Interesting software design question on interview in Facebook.
The question: You need to make a scalable distributed website parsing system consisting of identical nodes.
I did not find on the Internet any intelligible answer to this question, and confirmation of what answer is considered an acceptable for Facebook.
Therefore, I decided to write my own version of the architecture, which I consider the best. I am pleased to read about other solutions that will be better than this.
The basis of the system should be a network based on DHT. It will be responsible for the connectivity of the network of nodes, the reliability of data transfer, and most importantly for the quick determination of which files were parsed and which were not yet. Our distributed hash table should store information about the state of files that are parsed, and full links to them.
The second subsystem, which should be in each node, is a parser. The parser takes files from the local queue and parses them. Files are added to the queue by messages from the network. If the parser finds in the processed file links to new files that should be parsed, it sends a message about this to the network. This message adds the file to the queue of the corresponding node.
How it works.
1. Start the nodes.
2. Each node gets info about other nodes, does a DHT bootstrap procedure and they all interconnecting into a network.
3. A random node of of the network gets the command “add the website root file to your local parsing queue”.

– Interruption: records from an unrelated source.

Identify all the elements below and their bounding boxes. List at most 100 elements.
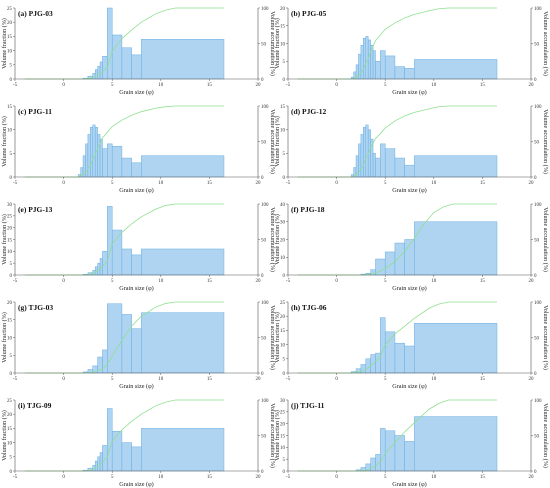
y2-tick-label: 100: [261, 301, 269, 306]
histogram-bar: [394, 242, 405, 276]
histogram-bar: [372, 153, 376, 178]
x-tick-label: 5: [384, 475, 387, 480]
y-tick-label: 15: [7, 238, 13, 243]
histogram-bar: [141, 155, 225, 178]
y-tick-label: 0: [10, 176, 13, 181]
y-tick-label: 0: [10, 372, 13, 377]
y-tick-label: 10: [280, 42, 286, 47]
histogram-bar: [94, 460, 98, 472]
x-tick-label: 10: [431, 377, 437, 382]
x-tick-label: 10: [431, 475, 437, 480]
panel-title: (d) PJG-12: [291, 107, 326, 116]
histogram-bar: [375, 61, 381, 80]
y2-axis-label: Volume accumulation (%): [542, 109, 549, 174]
histogram-bar: [141, 38, 225, 80]
x-tick-label: 5: [111, 475, 114, 480]
y-tick-label: 20: [280, 315, 286, 320]
x-tick-label: -5: [286, 279, 291, 284]
histogram-bar: [404, 164, 415, 178]
y-tick-label: 15: [7, 35, 13, 40]
x-tick-label: 0: [62, 279, 65, 284]
histogram-bar: [404, 345, 415, 374]
y-axis-label: Volume fraction (%): [1, 116, 8, 167]
histogram-bar: [414, 221, 498, 276]
panel-title: (h) TJG-06: [291, 303, 327, 312]
histogram-bar: [121, 442, 132, 472]
histogram-bar: [360, 364, 367, 374]
x-tick-label: 5: [384, 279, 387, 284]
histogram-bar: [111, 34, 123, 80]
histogram-bar: [375, 157, 381, 178]
y2-tick-label: 50: [261, 238, 267, 243]
x-tick-label: 10: [431, 279, 437, 284]
histogram-bar: [121, 314, 132, 374]
histogram-bar: [107, 206, 113, 276]
histogram-bar: [131, 162, 142, 178]
y-tick-label: 25: [7, 399, 13, 404]
x-tick-label: 15: [207, 377, 213, 382]
y-tick-label: 5: [10, 354, 13, 359]
y2-axis-label: Volume accumulation (%): [269, 403, 276, 468]
x-tick-label: -5: [13, 377, 18, 382]
x-tick-label: 20: [256, 279, 262, 284]
histogram-bar: [384, 251, 396, 276]
histogram-bar: [394, 66, 405, 80]
histogram-bar: [414, 416, 498, 472]
x-tick-label: 0: [335, 475, 338, 480]
x-tick-label: 0: [335, 377, 338, 382]
y-tick-label: 10: [7, 336, 13, 341]
histogram-bar: [384, 55, 396, 80]
x-axis-label: Grain size (φ): [392, 89, 427, 96]
histogram-bar: [131, 446, 142, 472]
x-axis-label: Grain size (φ): [392, 481, 427, 488]
histogram-bar: [121, 47, 132, 80]
x-tick-label: 0: [62, 83, 65, 88]
histogram-bar: [404, 68, 415, 80]
y2-tick-label: 100: [534, 301, 542, 306]
histogram-bar: [94, 69, 98, 80]
y2-axis-label: Volume accumulation (%): [542, 305, 549, 370]
x-tick-label: 15: [480, 279, 486, 284]
cumulative-curve: [297, 399, 497, 472]
y-tick-label: 15: [7, 319, 13, 324]
panel-title: (j) TJG-11: [291, 401, 325, 410]
x-tick-label: 20: [529, 279, 535, 284]
y2-tick-label: 100: [261, 203, 269, 208]
x-tick-label: -5: [286, 181, 291, 186]
y-tick-label: 15: [7, 105, 13, 110]
x-tick-label: 10: [158, 83, 164, 88]
histogram-bar: [384, 148, 396, 178]
x-tick-label: 20: [256, 181, 262, 186]
y-tick-label: 30: [7, 203, 13, 208]
x-axis-label: Grain size (φ): [392, 285, 427, 292]
histogram-bar: [365, 36, 369, 80]
x-tick-label: 0: [335, 279, 338, 284]
histogram-bar: [87, 134, 91, 178]
y-tick-label: 0: [10, 274, 13, 279]
y2-axis-label: Volume accumulation (%): [269, 305, 276, 370]
histogram-bar: [365, 124, 369, 178]
histogram-bar: [92, 73, 96, 80]
histogram-bar: [365, 358, 371, 374]
panel-title: (b) PJG-05: [291, 9, 326, 18]
y-axis-label: Volume fraction (%): [274, 410, 281, 461]
histogram-bar: [107, 143, 113, 178]
y-tick-label: 5: [10, 64, 13, 69]
histogram-bar: [380, 143, 386, 178]
y2-tick-label: 100: [261, 399, 269, 404]
histogram-bar: [99, 138, 103, 178]
y-tick-label: 15: [280, 105, 286, 110]
histogram-bar: [404, 441, 415, 472]
x-tick-label: -5: [286, 83, 291, 88]
histogram-bar: [97, 65, 101, 80]
histogram-bar: [141, 248, 225, 276]
y-tick-label: 0: [283, 78, 286, 83]
histogram-bar: [363, 127, 367, 178]
x-tick-label: 15: [207, 181, 213, 186]
cumulative-curve: [24, 301, 224, 374]
y-tick-label: 40: [280, 203, 286, 208]
y-tick-label: 0: [283, 372, 286, 377]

4. The parser processes the file and finds links to other files there. For each such link, it calculates the hash and sends the hash and the link itself to the DHT network.
5. According to the principle of operation of DHT, this message will travel through the DHT network to a node whose ID is most similar to this hash.
6. When the message reaches the destination, it will be added to its parsing queue, and the parsing results will be stored in this node.
7. If new links are found during the parsing process, they will be sent to the DHT network and the whole procedure will be repeated starting from step 4.
Parsing will end when the queues of all nodes are empty. To add a new file to the network for parsing and to find the parsing results of any file, you need to send a message to no more than Log N nodes, where N is the number of nodes in the DHT network.
Network redundancy and reliability are achieved in the usual ways for DHT. To understand the principle of parser architecture, it makes no sense to describe them here. As everyone who has ever used torrents, iDonkey, i2p or similar DHT networks knows, they are known as phenomenal reliable and stable.